Radio Galaxy Zoo Talk

If the Milky Way galaxy (SgrA*) were the host of a giant ...

  • JeanTate by JeanTate

    ... what would it look like, in the radio sky?

    I wrote an OT post in the Possible giant/ host (?) thread; here's part of it:

    And wildly speculating, would we have already detected our own galaxy's doublelobes, if they were ~1 Mpc giants? If they were faded relics?

    ivywong quickly set me straight about one mistake in my thinking (interferometric observations may not be able to detect diffuse emission over a large part of the sky, but 'big dish' observations certainly can*), but that turned my curiousity to the question of what jets and doublelobes would look like, from here on Earth, if SgrA* - the center of our galaxy, where the super-massive black hole lives - were the source?

    I'm sure this is the sort of thing some university professors set as homework assignments for their students, so it's not like the answers haven't already been worked out, but I thought it might be cool to have a go at working it out myself (or ourselves, if anyone would like to join in).

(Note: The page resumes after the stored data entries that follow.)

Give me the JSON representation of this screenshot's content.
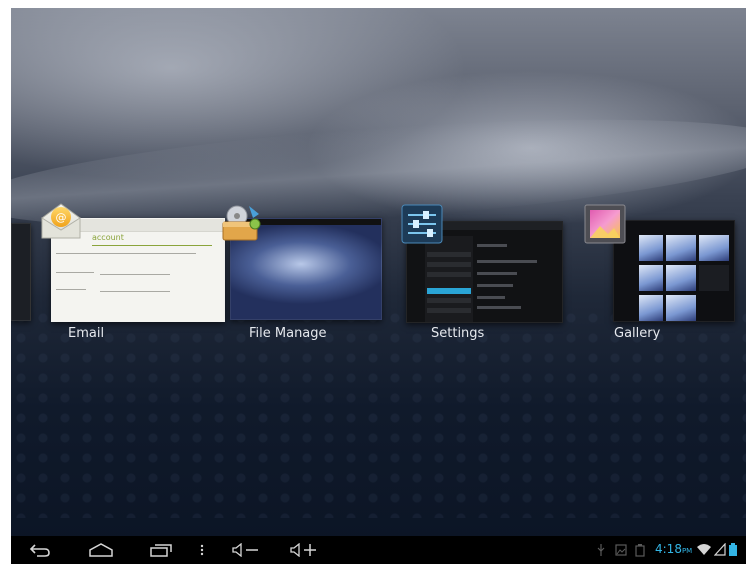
{
  "recent_apps": [
    {
      "label": "Email",
      "icon": "email-envelope-icon"
    },
    {
      "label": "File Manage",
      "icon": "file-manager-icon"
    },
    {
      "label": "Settings",
      "icon": "settings-sliders-icon"
    },
    {
      "label": "Gallery",
      "icon": "gallery-photo-icon"
    }
  ],
  "email_preview": {
    "title": "account"
  },
  "status_bar": {
    "time": "4:18",
    "ampm": "PM"
  },
  "colors": {
    "accent": "#33b5e5",
    "settings_selection": "#2aa5d6",
    "email_title": "#8aa43b"
  }
}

    A simple model to start with: a pair of linear jets, cross-sectional radius a few pc (say), ending in a pair of pancake-shaped lobes, orthogonal to the jets. Size of the lobes? Something typical for giants; radius 10 kpc? For fun, make the lobes as far from us as the biggest giant seen so far is from its host; what's that? ~ 4 Mpc? From there it's just turning the handle, I think, to describe the appearance on the sky, in terms of (apparent) size and shape.

    Estimating intensity may be a bit trickier ... the simplest assumption is that the jets and lobes are isotropic emitters, and we can just pick typical values from known giants (including that the jets are all but invisible).

    But - as raynorris points out in his excellent How do we know the radio emission from galaxies is synchrotron? thread - jets and lobes emit synchrotron (radio) radiation, and that is most certainly not isotropic! 😮 Further, none of our observations of the lobes in giants is from the perspective we'd view any Milky Way lobes: we'd be seeing 'the back' of the lobes, a viewpoint almost impossible for giants.

    So, for the lobes, perhaps start with isotropy, then dial it back, to 10% in the reverse direction, 1%, ... ?

    *kinda obvious really; after all, the CMB is, to a high degree, a completely uniform background, yet those AT&T guys detected it perfectly well (even if, at one point, they wondered whether it might be pigeon droppings!)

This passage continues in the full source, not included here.